What is your best source for acquiring/trading/selling? It’s hard to collect much around here. I’ve acquired a lot of autographs by mail. You’d be surprised how responsive most people are. You can send something to Richard Petty, for example, and 10 days later, you’ll get it back signed.

Your most-prized item? A 40-by-17-inch 2006 event poster and it is autographed of every living Indy 500 winner – 31 in all – who was alive in 2016. A few of the people who signed it are gone now, so it’s irreplaceable. Also, I didn’t know about the Bronze Badge (annual collectible issued by the Indy 500) until 2006. That’s when the collecting for me really got started in earnest. I also have an original brick from the track, and that was at the top of my want list for years. I found it at an antique store somewhere in Mishawaka. Another event poster I own has more than 40 autographs that I’ve secured, but they’re from anyone who has raced, not just the winners.

What joy do you get from collecting Indy? With very few exceptions – A.J. Foyt being one – they are all very accommodating. Johnny Rutherford is the best. They really appreciate the fans and I just love the Indy 500 and its traditions. I’ve been to every one but maybe five races since my first in 1986. More than that, though, I love that my daughter has been with me at so many of the races and we’ve met so many drivers. It started when she was a kid with buck teeth, there’s some pictures of her when she got older and had braces, and now she’s 20 and has a tattoo.

Describe your most memorable acquisition. Gordon Johncock lived in Hastings and I’ve been to his house three times in the last 10 years. I got his number out of the phone book and I just called him up and he said to stop by. He autographed a few things for me but the first time I went over there, it cost me about $100 because I took him and his wife out to dinner. The first thing he did was order a martini. It was worth it, though, having dinner and spending a few hours with him.

What’s the most you ever paid for an item? A Rick Mears 1:18-scale die-cast car set me back $178. Carousel is the name of the company that makes them and they’re expensive cars to begin with. The only reason I bought the car was because I knew he was going to be there to sign it.

Are you on the Web? I spend a lot of time on Facebook … there are three or four serious collectors on there and I always love looking at their stuff. I use eBay as a reference just to get an idea of the value of what I have.

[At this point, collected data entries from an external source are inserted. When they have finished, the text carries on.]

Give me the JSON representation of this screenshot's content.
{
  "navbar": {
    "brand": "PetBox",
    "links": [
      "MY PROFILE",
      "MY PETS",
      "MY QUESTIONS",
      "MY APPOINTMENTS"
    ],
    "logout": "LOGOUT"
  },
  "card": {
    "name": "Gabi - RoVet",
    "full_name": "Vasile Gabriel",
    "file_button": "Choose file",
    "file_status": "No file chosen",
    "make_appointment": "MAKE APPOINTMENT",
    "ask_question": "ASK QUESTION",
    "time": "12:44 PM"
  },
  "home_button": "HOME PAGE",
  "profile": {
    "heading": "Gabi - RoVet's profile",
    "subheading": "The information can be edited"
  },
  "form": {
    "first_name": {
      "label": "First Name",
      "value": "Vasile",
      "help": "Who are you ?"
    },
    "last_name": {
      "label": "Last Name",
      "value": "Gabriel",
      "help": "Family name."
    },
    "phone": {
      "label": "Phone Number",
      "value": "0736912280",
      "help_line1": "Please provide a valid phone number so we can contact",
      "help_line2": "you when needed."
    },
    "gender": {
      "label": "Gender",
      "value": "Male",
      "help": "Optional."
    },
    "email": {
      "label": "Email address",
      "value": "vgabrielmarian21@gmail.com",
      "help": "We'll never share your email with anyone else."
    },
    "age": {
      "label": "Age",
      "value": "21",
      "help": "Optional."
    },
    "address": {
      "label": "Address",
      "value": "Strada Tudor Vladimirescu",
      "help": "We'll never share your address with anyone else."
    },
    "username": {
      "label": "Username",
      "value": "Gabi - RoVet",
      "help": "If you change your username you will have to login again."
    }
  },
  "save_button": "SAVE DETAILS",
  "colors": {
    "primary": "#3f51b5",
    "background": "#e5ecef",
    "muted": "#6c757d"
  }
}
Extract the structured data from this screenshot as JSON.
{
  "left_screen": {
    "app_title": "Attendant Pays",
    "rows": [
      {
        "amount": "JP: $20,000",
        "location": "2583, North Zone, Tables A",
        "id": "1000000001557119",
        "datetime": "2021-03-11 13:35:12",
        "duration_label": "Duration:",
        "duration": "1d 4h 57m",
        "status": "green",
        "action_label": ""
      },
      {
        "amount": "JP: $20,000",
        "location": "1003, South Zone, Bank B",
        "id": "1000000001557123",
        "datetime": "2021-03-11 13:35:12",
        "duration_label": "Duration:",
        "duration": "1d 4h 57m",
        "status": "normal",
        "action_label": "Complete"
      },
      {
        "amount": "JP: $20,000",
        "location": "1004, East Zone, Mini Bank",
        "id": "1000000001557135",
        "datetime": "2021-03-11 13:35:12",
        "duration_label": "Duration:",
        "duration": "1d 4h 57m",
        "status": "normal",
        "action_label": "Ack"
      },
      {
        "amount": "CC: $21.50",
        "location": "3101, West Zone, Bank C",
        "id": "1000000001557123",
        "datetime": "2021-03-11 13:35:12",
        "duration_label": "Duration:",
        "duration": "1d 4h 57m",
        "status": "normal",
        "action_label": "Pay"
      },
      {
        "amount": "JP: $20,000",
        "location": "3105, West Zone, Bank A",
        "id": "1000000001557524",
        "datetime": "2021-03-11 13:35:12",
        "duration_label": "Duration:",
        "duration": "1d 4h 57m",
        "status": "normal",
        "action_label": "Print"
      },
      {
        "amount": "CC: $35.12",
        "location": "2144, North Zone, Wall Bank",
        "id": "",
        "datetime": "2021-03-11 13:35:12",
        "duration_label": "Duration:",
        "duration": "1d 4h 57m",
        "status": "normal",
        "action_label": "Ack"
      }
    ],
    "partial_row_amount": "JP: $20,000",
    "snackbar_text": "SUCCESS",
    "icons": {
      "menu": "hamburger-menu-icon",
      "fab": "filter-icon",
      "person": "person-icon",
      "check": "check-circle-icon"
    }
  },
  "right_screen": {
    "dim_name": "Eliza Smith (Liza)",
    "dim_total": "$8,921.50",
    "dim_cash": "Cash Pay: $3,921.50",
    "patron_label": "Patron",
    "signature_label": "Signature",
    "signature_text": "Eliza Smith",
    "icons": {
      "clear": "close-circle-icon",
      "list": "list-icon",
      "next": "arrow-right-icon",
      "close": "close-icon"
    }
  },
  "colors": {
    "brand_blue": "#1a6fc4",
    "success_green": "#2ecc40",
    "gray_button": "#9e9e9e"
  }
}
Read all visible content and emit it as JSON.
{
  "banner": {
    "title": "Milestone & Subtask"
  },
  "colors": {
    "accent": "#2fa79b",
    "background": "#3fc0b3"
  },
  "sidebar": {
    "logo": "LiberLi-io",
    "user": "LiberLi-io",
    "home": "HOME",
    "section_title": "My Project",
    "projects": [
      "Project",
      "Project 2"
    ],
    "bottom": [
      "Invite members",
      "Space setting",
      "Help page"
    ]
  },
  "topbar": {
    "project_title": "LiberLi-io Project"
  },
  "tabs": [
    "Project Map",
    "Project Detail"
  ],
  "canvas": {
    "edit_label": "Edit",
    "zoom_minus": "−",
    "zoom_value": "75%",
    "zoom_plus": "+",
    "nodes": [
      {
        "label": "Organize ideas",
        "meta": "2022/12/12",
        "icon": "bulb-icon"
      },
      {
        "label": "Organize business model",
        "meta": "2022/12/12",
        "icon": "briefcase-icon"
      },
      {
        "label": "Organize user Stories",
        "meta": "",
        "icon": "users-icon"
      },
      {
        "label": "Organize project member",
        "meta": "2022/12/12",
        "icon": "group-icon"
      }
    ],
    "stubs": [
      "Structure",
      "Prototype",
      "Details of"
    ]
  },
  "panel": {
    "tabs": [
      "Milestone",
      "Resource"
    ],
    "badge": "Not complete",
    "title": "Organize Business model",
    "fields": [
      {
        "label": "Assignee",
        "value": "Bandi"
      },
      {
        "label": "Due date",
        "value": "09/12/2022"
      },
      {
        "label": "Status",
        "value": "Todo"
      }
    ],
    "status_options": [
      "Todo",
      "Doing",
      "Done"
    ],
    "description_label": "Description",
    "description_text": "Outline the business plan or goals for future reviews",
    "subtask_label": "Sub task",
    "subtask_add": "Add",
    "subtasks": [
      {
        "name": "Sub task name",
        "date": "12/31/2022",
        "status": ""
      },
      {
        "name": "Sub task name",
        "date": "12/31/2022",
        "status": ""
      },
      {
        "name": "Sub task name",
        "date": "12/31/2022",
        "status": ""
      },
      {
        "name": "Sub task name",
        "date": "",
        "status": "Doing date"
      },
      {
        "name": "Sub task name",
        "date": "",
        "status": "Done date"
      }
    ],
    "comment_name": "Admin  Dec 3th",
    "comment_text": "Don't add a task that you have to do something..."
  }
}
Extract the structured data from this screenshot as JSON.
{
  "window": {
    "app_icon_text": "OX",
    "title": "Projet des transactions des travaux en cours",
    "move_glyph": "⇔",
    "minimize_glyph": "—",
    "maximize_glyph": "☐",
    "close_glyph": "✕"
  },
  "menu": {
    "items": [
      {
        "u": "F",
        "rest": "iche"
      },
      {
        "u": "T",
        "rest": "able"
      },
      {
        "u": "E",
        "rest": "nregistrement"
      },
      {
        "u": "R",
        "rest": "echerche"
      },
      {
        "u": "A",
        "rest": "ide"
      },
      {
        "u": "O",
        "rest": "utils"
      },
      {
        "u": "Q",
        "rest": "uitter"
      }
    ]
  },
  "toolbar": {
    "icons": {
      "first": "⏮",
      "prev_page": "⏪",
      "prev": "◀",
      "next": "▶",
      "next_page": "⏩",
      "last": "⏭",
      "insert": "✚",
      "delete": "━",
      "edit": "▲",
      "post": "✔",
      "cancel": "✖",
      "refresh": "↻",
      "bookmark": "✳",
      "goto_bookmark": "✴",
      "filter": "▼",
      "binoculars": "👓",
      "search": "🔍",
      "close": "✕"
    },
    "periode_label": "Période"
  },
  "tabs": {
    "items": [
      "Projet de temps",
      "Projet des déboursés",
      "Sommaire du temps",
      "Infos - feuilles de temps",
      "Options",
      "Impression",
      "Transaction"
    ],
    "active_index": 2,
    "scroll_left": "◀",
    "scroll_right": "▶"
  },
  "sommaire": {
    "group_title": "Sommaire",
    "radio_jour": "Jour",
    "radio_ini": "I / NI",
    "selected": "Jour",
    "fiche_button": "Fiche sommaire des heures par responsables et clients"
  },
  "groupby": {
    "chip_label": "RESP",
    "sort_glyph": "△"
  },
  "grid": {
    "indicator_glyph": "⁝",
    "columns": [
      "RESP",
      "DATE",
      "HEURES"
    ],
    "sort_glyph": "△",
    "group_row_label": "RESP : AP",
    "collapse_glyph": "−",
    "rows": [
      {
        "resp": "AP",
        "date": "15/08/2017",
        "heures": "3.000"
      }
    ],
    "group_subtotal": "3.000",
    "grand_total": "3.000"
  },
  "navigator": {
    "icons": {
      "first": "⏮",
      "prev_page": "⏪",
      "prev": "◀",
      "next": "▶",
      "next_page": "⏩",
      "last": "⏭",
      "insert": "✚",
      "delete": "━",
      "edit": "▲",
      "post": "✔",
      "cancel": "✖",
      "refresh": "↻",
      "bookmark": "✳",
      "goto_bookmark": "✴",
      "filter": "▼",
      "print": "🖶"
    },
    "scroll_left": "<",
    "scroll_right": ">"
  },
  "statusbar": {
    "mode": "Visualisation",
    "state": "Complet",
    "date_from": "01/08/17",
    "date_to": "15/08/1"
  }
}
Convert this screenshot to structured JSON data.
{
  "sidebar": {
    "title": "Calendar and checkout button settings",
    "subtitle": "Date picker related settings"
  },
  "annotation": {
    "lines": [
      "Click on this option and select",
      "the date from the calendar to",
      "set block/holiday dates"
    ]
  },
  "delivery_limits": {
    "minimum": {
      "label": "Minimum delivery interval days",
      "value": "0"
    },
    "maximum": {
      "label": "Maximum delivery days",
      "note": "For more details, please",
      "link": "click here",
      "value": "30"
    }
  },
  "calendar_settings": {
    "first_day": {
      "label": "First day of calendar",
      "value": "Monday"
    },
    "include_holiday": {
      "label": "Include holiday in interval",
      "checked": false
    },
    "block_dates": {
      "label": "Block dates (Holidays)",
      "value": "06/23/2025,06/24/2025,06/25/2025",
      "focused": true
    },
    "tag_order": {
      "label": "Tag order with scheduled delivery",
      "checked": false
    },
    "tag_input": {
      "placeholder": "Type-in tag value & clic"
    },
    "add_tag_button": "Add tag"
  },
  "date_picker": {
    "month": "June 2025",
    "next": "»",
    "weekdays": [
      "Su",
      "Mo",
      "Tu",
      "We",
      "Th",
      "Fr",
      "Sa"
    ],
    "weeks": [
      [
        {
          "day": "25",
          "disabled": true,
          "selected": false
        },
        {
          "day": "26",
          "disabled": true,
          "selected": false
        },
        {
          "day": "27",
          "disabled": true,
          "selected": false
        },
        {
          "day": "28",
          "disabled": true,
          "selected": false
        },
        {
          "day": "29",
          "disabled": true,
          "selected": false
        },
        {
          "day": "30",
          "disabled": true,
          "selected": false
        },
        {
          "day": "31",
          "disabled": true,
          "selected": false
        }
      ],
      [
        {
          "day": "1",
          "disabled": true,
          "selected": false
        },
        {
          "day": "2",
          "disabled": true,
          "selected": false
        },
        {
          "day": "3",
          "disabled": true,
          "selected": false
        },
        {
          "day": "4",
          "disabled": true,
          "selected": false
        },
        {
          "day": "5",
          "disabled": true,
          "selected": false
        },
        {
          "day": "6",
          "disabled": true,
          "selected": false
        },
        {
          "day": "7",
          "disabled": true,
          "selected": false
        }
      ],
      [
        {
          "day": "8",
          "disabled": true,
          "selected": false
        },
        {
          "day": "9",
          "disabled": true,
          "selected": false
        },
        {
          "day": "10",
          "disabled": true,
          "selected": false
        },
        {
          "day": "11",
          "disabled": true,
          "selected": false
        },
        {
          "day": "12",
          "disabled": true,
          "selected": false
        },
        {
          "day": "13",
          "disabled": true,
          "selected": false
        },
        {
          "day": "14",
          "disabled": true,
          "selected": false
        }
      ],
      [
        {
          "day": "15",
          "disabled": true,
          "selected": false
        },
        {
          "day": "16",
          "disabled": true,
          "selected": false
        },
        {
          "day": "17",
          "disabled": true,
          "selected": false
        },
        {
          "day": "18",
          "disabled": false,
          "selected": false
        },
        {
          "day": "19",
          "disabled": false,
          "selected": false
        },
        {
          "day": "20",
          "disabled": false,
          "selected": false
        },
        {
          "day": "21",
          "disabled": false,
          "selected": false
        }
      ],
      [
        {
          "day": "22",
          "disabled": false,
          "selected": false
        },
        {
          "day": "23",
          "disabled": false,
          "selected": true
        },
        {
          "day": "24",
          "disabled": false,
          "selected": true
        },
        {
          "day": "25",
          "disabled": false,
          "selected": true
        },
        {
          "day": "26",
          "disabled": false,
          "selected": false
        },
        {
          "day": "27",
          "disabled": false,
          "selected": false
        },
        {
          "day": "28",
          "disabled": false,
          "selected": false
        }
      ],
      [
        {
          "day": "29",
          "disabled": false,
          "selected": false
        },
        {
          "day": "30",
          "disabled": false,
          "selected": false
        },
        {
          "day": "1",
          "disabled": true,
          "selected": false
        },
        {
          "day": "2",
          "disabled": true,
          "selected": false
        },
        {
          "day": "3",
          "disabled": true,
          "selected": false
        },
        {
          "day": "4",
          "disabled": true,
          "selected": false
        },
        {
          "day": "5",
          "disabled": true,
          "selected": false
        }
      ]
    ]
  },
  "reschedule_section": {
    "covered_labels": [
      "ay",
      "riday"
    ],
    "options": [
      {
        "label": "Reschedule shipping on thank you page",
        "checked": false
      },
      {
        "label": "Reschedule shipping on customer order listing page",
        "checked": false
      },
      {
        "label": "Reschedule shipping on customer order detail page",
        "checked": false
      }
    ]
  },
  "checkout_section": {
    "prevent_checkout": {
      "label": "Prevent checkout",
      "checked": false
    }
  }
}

Footnotes: Phillips, 52, has 33 poster-sized pictures of his daughter, Jazmin, posing with 32 different Indy 500 winners. His collection includes a mind-boggling assortment of autographed pictures, die-cast cars, books, flags, hats, pennants, pint glasses and mugs, and an impressive assortment of oddball items, including three Tyco 450 slot-car tracks from the mid-1980s. He said his most valuable item is a die-cast car made by the company Green Light featuring the late Danny Wheldon. Phillips pre-ordered the car after Wheldon won the 2011 Indy 500. Wheldon died five months later, before the cars were released. Phillips has the first-edition car, which features a scaled Wheldon at the wheel. The second edition was issued without a driver at the wheel. “I paid $79 for it and I saw it go on eBay for $550. But, really, it’s only worth what someone is willing to pay for it.” Phillips has maintained records of every item in his collection, primarily so his grandchildren have a firm idea of the collection’s inventory.